Feci tre passi avanti e due e mezzo indietro. Stavo dimenticando la filastrocca dei miei, mi avrebbero scoperto, non sapevo mentire, me lo avrebbero letto in faccia.
“I miei genitori mi hanno preparato… i tuoi non ci sono?”.
“Aiutami a preparare da mangiare, non farò mica tutto da sola, sono in vacanza anch’io, che ti credi”.
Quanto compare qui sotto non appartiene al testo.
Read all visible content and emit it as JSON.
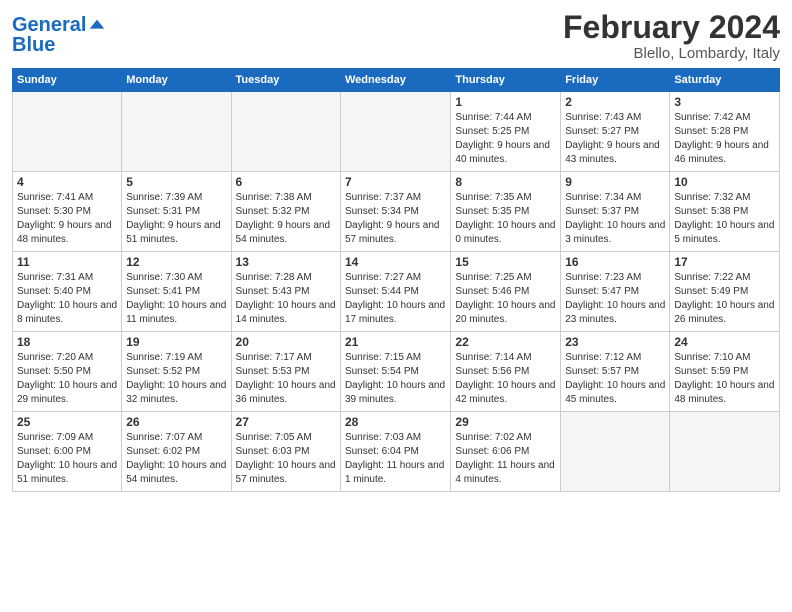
{
  "header": {
    "logo_line1": "General",
    "logo_line2": "Blue",
    "month": "February 2024",
    "location": "Blello, Lombardy, Italy"
  },
  "weekdays": [
    "Sunday",
    "Monday",
    "Tuesday",
    "Wednesday",
    "Thursday",
    "Friday",
    "Saturday"
  ],
  "weeks": [
    [
      {
        "day": "",
        "info": ""
      },
      {
        "day": "",
        "info": ""
      },
      {
        "day": "",
        "info": ""
      },
      {
        "day": "",
        "info": ""
      },
      {
        "day": "1",
        "info": "Sunrise: 7:44 AM\nSunset: 5:25 PM\nDaylight: 9 hours\nand 40 minutes."
      },
      {
        "day": "2",
        "info": "Sunrise: 7:43 AM\nSunset: 5:27 PM\nDaylight: 9 hours\nand 43 minutes."
      },
      {
        "day": "3",
        "info": "Sunrise: 7:42 AM\nSunset: 5:28 PM\nDaylight: 9 hours\nand 46 minutes."
      }
    ],
    [
      {
        "day": "4",
        "info": "Sunrise: 7:41 AM\nSunset: 5:30 PM\nDaylight: 9 hours\nand 48 minutes."
      },
      {
        "day": "5",
        "info": "Sunrise: 7:39 AM\nSunset: 5:31 PM\nDaylight: 9 hours\nand 51 minutes."
      },
      {
        "day": "6",
        "info": "Sunrise: 7:38 AM\nSunset: 5:32 PM\nDaylight: 9 hours\nand 54 minutes."
      },
      {
        "day": "7",
        "info": "Sunrise: 7:37 AM\nSunset: 5:34 PM\nDaylight: 9 hours\nand 57 minutes."
      },
      {
        "day": "8",
        "info": "Sunrise: 7:35 AM\nSunset: 5:35 PM\nDaylight: 10 hours\nand 0 minutes."
      },
      {
        "day": "9",
        "info": "Sunrise: 7:34 AM\nSunset: 5:37 PM\nDaylight: 10 hours\nand 3 minutes."
      },
      {
        "day": "10",
        "info": "Sunrise: 7:32 AM\nSunset: 5:38 PM\nDaylight: 10 hours\nand 5 minutes."
      }
    ],
    [
      {
        "day": "11",
        "info": "Sunrise: 7:31 AM\nSunset: 5:40 PM\nDaylight: 10 hours\nand 8 minutes."
      },
      {
        "day": "12",
        "info": "Sunrise: 7:30 AM\nSunset: 5:41 PM\nDaylight: 10 hours\nand 11 minutes."
      },
      {
        "day": "13",
        "info": "Sunrise: 7:28 AM\nSunset: 5:43 PM\nDaylight: 10 hours\nand 14 minutes."
      },
      {
        "day": "14",
        "info": "Sunrise: 7:27 AM\nSunset: 5:44 PM\nDaylight: 10 hours\nand 17 minutes."
      },
      {
        "day": "15",
        "info": "Sunrise: 7:25 AM\nSunset: 5:46 PM\nDaylight: 10 hours\nand 20 minutes."
      },
      {
        "day": "16",
        "info": "Sunrise: 7:23 AM\nSunset: 5:47 PM\nDaylight: 10 hours\nand 23 minutes."
      },
      {
        "day": "17",
        "info": "Sunrise: 7:22 AM\nSunset: 5:49 PM\nDaylight: 10 hours\nand 26 minutes."
      }
    ],
    [
      {
        "day": "18",
        "info": "Sunrise: 7:20 AM\nSunset: 5:50 PM\nDaylight: 10 hours\nand 29 minutes."
      },
      {
        "day": "19",
        "info": "Sunrise: 7:19 AM\nSunset: 5:52 PM\nDaylight: 10 hours\nand 32 minutes."
      },
      {
        "day": "20",
        "info": "Sunrise: 7:17 AM\nSunset: 5:53 PM\nDaylight: 10 hours\nand 36 minutes."
      },
      {
        "day": "21",
        "info": "Sunrise: 7:15 AM\nSunset: 5:54 PM\nDaylight: 10 hours\nand 39 minutes."
      },
      {
        "day": "22",
        "info": "Sunrise: 7:14 AM\nSunset: 5:56 PM\nDaylight: 10 hours\nand 42 minutes."
      },
      {
        "day": "23",
        "info": "Sunrise: 7:12 AM\nSunset: 5:57 PM\nDaylight: 10 hours\nand 45 minutes."
      },
      {
        "day": "24",
        "info": "Sunrise: 7:10 AM\nSunset: 5:59 PM\nDaylight: 10 hours\nand 48 minutes."
      }
    ],
    [
      {
        "day": "25",
        "info": "Sunrise: 7:09 AM\nSunset: 6:00 PM\nDaylight: 10 hours\nand 51 minutes."
      },
      {
        "day": "26",
        "info": "Sunrise: 7:07 AM\nSunset: 6:02 PM\nDaylight: 10 hours\nand 54 minutes."
      },
      {
        "day": "27",
        "info": "Sunrise: 7:05 AM\nSunset: 6:03 PM\nDaylight: 10 hours\nand 57 minutes."
      },
      {
        "day": "28",
        "info": "Sunrise: 7:03 AM\nSunset: 6:04 PM\nDaylight: 11 hours\nand 1 minute."
      },
      {
        "day": "29",
        "info": "Sunrise: 7:02 AM\nSunset: 6:06 PM\nDaylight: 11 hours\nand 4 minutes."
      },
      {
        "day": "",
        "info": ""
      },
      {
        "day": "",
        "info": ""
      }
    ]
  ]
}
La vacanza iniziò quindi con un lavoro breve. Dopo aver cucinato per un reggimento, mangiato come un uccellino e bevuto una pinta di birra, Elle iniziò, da sdraiata, a parlarmi di decine di personaggi come se io li conoscessi perfettamente, e di idee e progetti come se li avessimo elaborati insieme. La sua tendenza alla condivisione mi mise a mio agio e mi rallegrò. Mi preoccupai per la lattina di birra gelata che mi era stata imposta, perché due dita erano sempre state sufficienti per garantirmi gonfiore addominale, mal di testa e confusione mentale. Nell’offrirmela, Elle era stata categorica, intollerante e antidemocratica. Al mio iniziale rifiuto aveva opposto un feroce:
“Non sopporto gli astemi!”. Ma io, forse, non lo ero.
Non contenta, a fine pranzo bevvi del digestivo al ribes che sua nonna preparava tutti gli anni, senza conoscerne la folle gradazione (35°). Ero felice e non lamentavo alcun disturbo. Mi sentivo già a casa mia, senza padroni, giudici, co‐eredi, spioni. Tossivo a tratti e sventolavo un foglio di carta. Nel mio corpo era già iniziata una trasformazione irreversibile.